Le Conseil fédéral partage cependant l'avis général exprimé par l'auteur du postulat et est favorable à une pratique libérale dans le domaine des télécommunications, également pour ce qui est des écoles.

En ce qui concerne les différents points, le Conseil fédéral constate que :

1. La planification et les décisions relatives à l'acquisition des infrastructures (équipements, connexions et mise en réseaux) sont négociées par l'économie en tant que prestataire et par les cantons en tant que demandeurs. Au sens de la libre concurrence, toutes les entreprises peuvent proposer des offres concrètes. Les cantons choisissent ensuite librement les offres qu'ils retiennent. L'initiative PPP-ésn ne contient aucune prescription et ne prévoit aucune réserve à l'intention des cantons. Toutes les entreprises sont libres de participer à cette initiative.

2. Avec les cantons, la Confédération participe aux frais du système électronique d'information et de documentation accessible au grand public, plate-forme qui promeut l'utilisation des TIC dans les écoles et dont l'hébergement est assuré par le serveur suisse de l'éducation. La mise en soumission se fait par le biais d'appels d'offres publics. Le module 3 PPP-ésn ne contient aucune indication de nature technologique.

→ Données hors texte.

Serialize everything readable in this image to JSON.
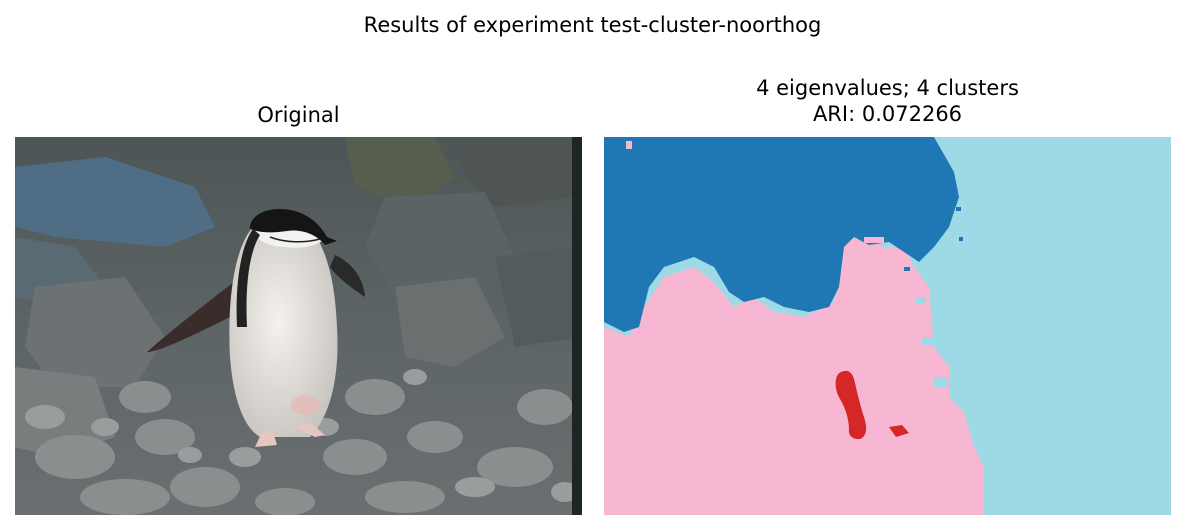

3. De même, le projet de loi ne cite pas de produits ou de réseaux pour la formation et la formation continue des enseignants. Il prévoit simplement d'encourager les projets de formation continue destinés aux enseignants. Le subventionnement par la Confédération s'appuie sur des critères tels que les besoins, l'impact des mesures (effet multiplicateur par la formation des formateurs), la coopération intercantonale et la durabilité. La planification et les décisions relatives au choix des produits et des réseaux incombent aux cantons.

Le Conseil fédéral propose de rejeter le postulat.